Non si hanno più notizie di Mombasiglio fino al 1095 quando ricompare in un documento relativo alla donazione di Bonifacio marchese di Savona ai monaci di Fruttuaria, in cui è citato Ottone di Mombasiglio, suo vassallo.

Una carta del 1134 riporta la donazione del castello di Mombasiglio al vescovo di Asti da parte di cinque fratelli, Bonifacio, Oberto, Oddone, Enrico e Guglielmo, assieme con la madre Aloisia. Nel 1222 venne effettuata la permuta di Mombasiglio con Boves dai fratelli marchesi di Ceva Guglielmo, Manuele, Leone, Bonifacio e Giorgio con i fratelli Jacopo e Domino Ardizone di Mombasiglio.

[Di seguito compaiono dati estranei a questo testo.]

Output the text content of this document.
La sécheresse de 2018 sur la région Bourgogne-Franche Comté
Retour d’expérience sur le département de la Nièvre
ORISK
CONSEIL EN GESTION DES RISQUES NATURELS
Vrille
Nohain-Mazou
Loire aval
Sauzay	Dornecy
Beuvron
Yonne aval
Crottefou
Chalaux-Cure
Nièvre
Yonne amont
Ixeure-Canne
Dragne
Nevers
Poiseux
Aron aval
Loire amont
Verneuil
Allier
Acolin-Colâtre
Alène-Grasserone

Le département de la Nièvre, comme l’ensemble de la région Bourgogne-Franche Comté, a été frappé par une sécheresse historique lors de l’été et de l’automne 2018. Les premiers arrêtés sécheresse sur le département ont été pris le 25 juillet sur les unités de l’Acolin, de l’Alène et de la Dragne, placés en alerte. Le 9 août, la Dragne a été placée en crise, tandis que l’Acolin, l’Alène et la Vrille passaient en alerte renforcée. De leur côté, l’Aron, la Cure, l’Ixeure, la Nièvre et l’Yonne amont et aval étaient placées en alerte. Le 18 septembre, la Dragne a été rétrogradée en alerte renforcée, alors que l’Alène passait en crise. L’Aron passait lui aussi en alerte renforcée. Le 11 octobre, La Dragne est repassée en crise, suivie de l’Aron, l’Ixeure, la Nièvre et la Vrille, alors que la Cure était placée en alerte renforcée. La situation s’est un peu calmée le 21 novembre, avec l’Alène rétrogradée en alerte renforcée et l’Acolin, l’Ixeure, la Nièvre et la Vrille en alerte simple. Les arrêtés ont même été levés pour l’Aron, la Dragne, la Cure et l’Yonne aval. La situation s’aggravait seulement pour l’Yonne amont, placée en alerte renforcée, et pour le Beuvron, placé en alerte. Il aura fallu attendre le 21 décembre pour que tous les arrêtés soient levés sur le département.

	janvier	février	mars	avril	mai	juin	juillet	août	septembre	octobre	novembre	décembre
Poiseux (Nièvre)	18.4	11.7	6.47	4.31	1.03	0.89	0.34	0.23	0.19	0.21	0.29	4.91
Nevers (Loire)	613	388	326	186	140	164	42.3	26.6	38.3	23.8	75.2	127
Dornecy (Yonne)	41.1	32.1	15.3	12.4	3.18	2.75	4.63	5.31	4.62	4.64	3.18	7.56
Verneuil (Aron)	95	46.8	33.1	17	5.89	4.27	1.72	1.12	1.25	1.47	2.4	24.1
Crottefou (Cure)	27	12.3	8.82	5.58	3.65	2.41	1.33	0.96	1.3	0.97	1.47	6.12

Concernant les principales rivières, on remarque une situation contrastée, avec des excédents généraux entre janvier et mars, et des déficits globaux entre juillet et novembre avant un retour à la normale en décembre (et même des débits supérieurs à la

Solo da questa ultima data si può far risalire la dipendenza di Mombasiglio dal marchesato di Ceva; inoltre con Jacopo e Domino sembra cessare la signoria dei discendenti di Ottone su Mombasiglio.

Risale al 1331 il primo documento locale da cui emerge la vita sociale ed economica del luogo, gli Statuti di Mombasiglio. Il testo fu firmato dai marchesi di Ceva, signori di Mombasiglio, ordinato da una commissione di eletti dal comune e dall’università degli uo-mini del paese.

Mombasiglio fece parte politicamente del marchesato di Ceva fino al 1492 quando fu confiscato da Ludovico d’Orléans (dal 1498 Luigi XII re di Francia), come attesta la carta di franchigia concessa a Parigi il 27 aprile 1492, che confermò, tutte le immunità già concesse in precedenza nel 1481.

Ludovico, a sua volta, donò il feudo a Ettore di Montanard ma già l’8 novembre 1501 fu venduto al vescovo di Asti, il cardinale Giuliano Della Rovere, che due anni dopo salirà al soglio pontificio con il nome di Giulio II. Il feudo passò poi al nipote Francesco Maria Della Rovere duca di Urbino, signore di Senigallia e principe di Mombasiglio (5 aprile 1510).

La prima metà del XVI secolo vide un rapido susseguirsi e alternarsi di signori: Sebastiano de Sauli dei marchesi di Ceva (24 dicembre 1516); Giorgio Spinola dei marchesi di Ceva (25 febbraio e 2 giugno 1530); Alfonso Del Carretto (31 maggio 1533).

Passato a casa Savoia, il feudo di Mombasiglio fu eretto a contado in favore della nobile famiglia Trotti Sandri di Fossano (12 luglio 1602). I Trotti Sandri saranno i primi signori a risiedere stabilmente a Mombasiglio e fecero ristrutturare il castello per essere adibito a residenza. Nel 1759 morì l’ultimo dei Trotti Sandri senza lasciare eredi e il 25 aprile 1760 Carlo Emanuele di Savoia concesse il feudo a Marco Adalberto Pallavicino delle Frabose.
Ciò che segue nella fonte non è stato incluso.